This past Sunday, Notre Dame awarded its 2018 Laetare Medal to Sr. Norma Pimentel, M.J., a religious sister who lives on the U.S.-Mexican border and serves immigrants in the Rio Grande Valley. Sojourners magazine covers the issue well here and includes a video of her short acceptance address. Notre Dame awards the Laetare Medal every year to an American Catholic “whose genius has ennobled the arts and sciences, illustrated the ideals of the Church and enriched the heritage of humanity” and has been awarding it every year since 1883.

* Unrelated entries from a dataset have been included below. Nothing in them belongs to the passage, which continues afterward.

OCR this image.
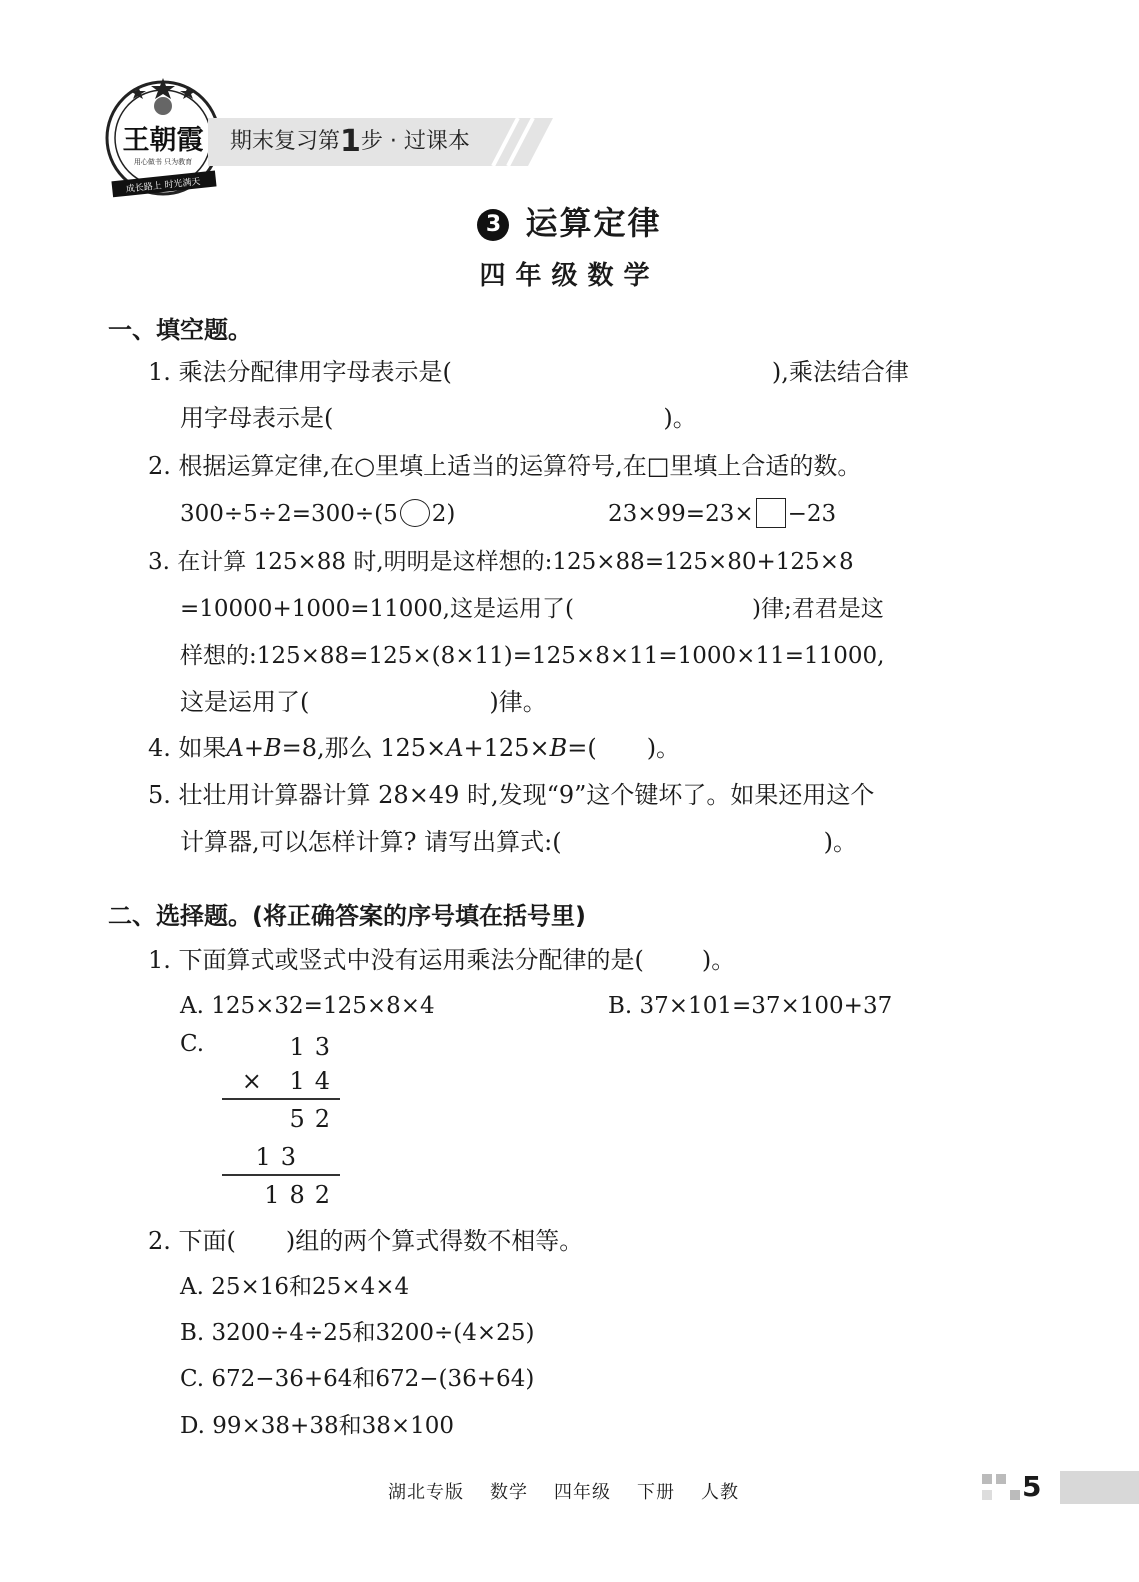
王朝霞
用心做书 只为教育
成长路上 时光满天
期末复习第1步 · 过课本
3 运算定律
四年级数学
一、填空题。
1. 乘法分配律用字母表示是(	),乘法结合律
用字母表示是(	)。
2. 根据运算定律,在○里填上适当的运算符号,在□里填上合适的数。
300÷5÷2=300÷(5 2)	23×99=23× −23
3. 在计算 125×88 时,明明是这样想的:125×88=125×80+125×8
=10000+1000=11000,这是运用了(	)律;君君是这
样想的:125×88=125×(8×11)=125×8×11=1000×11=11000,
这是运用了(	)律。
4. 如果A+B=8,那么 125×A+125×B=( )。
5. 壮壮用计算器计算 28×49 时,发现“9”这个键坏了。如果还用这个
计算器,可以怎样计算? 请写出算式:(	)。
二、选择题。(将正确答案的序号填在括号里)
1. 下面算式或竖式中没有运用乘法分配律的是( )。
A. 125×32=125×8×4	B. 37×101=37×100+37
C.	13
× 14
52
13
182
2. 下面( )组的两个算式得数不相等。
A. 25×16和25×4×4
B. 3200÷4÷25和3200÷(4×25)
C. 672−36+64和672−(36+64)
D. 99×38+38和38×100
湖北专版 数学 四年级 下册 人教	5
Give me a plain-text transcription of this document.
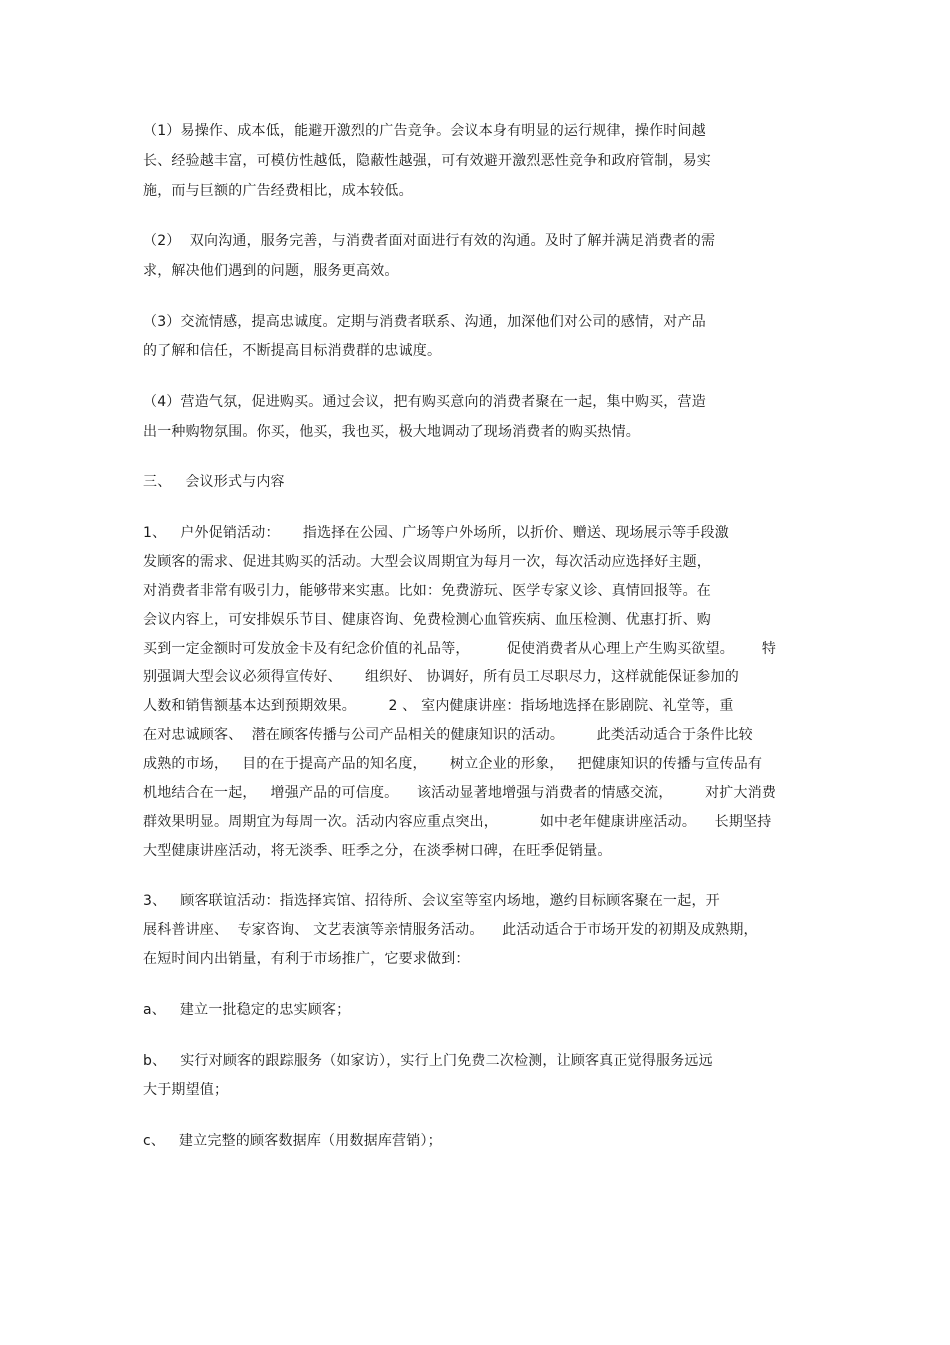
（1）易操作、成本低，能避开激烈的广告竞争。会议本身有明显的运行规律，操作时间越
长、经验越丰富，可模仿性越低，隐蔽性越强，可有效避开激烈恶性竞争和政府管制，易实
施，而与巨额的广告经费相比，成本较低。
（2）  双向沟通，服务完善，与消费者面对面进行有效的沟通。及时了解并满足消费者的需
求，解决他们遇到的问题，服务更高效。
（3）交流情感，提高忠诚度。定期与消费者联系、沟通，加深他们对公司的感情，对产品
的了解和信任，不断提高目标消费群的忠诚度。
（4）营造气氛，促进购买。通过会议，把有购买意向的消费者聚在一起，集中购买，营造
出一种购物氛围。你买，他买，我也买，极大地调动了现场消费者的购买热情。
三、   会议形式与内容
1、   户外促销活动：     指选择在公园、广场等户外场所，以折价、赠送、现场展示等手段激
发顾客的需求、促进其购买的活动。大型会议周期宜为每月一次，每次活动应选择好主题，
对消费者非常有吸引力，能够带来实惠。比如：免费游玩、医学专家义诊、真情回报等。在
会议内容上，可安排娱乐节目、健康咨询、免费检测心血管疾病、血压检测、优惠打折、购
买到一定金额时可发放金卡及有纪念价值的礼品等，        促使消费者从心理上产生购买欲望。      特
别强调大型会议必须得宣传好、     组织好、 协调好，所有员工尽职尽力，这样就能保证参加的
人数和销售额基本达到预期效果。       2 、 室内健康讲座：指场地选择在影剧院、礼堂等，重
在对忠诚顾客、  潜在顾客传播与公司产品相关的健康知识的活动。       此类活动适合于条件比较
成熟的市场，   目的在于提高产品的知名度，     树立企业的形象，   把健康知识的传播与宣传品有
机地结合在一起，   增强产品的可信度。    该活动显著地增强与消费者的情感交流，       对扩大消费
群效果明显。周期宜为每周一次。活动内容应重点突出，         如中老年健康讲座活动。    长期坚持
大型健康讲座活动，将无淡季、旺季之分，在淡季树口碑，在旺季促销量。
3、   顾客联谊活动：指选择宾馆、招待所、会议室等室内场地，邀约目标顾客聚在一起，开
展科普讲座、  专家咨询、 文艺表演等亲情服务活动。    此活动适合于市场开发的初期及成熟期，
在短时间内出销量，有利于市场推广，它要求做到：
a、   建立一批稳定的忠实顾客；
b、   实行对顾客的跟踪服务（如家访），实行上门免费二次检测，让顾客真正觉得服务远远
大于期望值；
c、   建立完整的顾客数据库（用数据库营销）；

The award — and Sister Pimentel’s emotional address — came shortly after President Donald Trump once again referred to undocumented immigrants as “animals,” a dehumanizing description that he has deployed many times since he announced his presidential candidacy. Some are criminals, no doubt, but they are still human and retain their inviolable dignity. As Pope John Paul II wrote in his encyclical on the dignity of life, Evangelium Vitae, in the context of calling into question the death penalty, “[n]ot even a murderer loses his personal dignity, and God himself pledges to guarantee this.”
Friday, I published this piece taking issue with the decision by the major of my city to veto the zoning request of a pregnancy resources center that wished to locate next to the property of a prospective abortion clinic — also, I maintain, an instance of indifference to the humanity of the poor.
How much do we need, and how far we are, from a politics that upholds the dignity of everyone, no exceptions.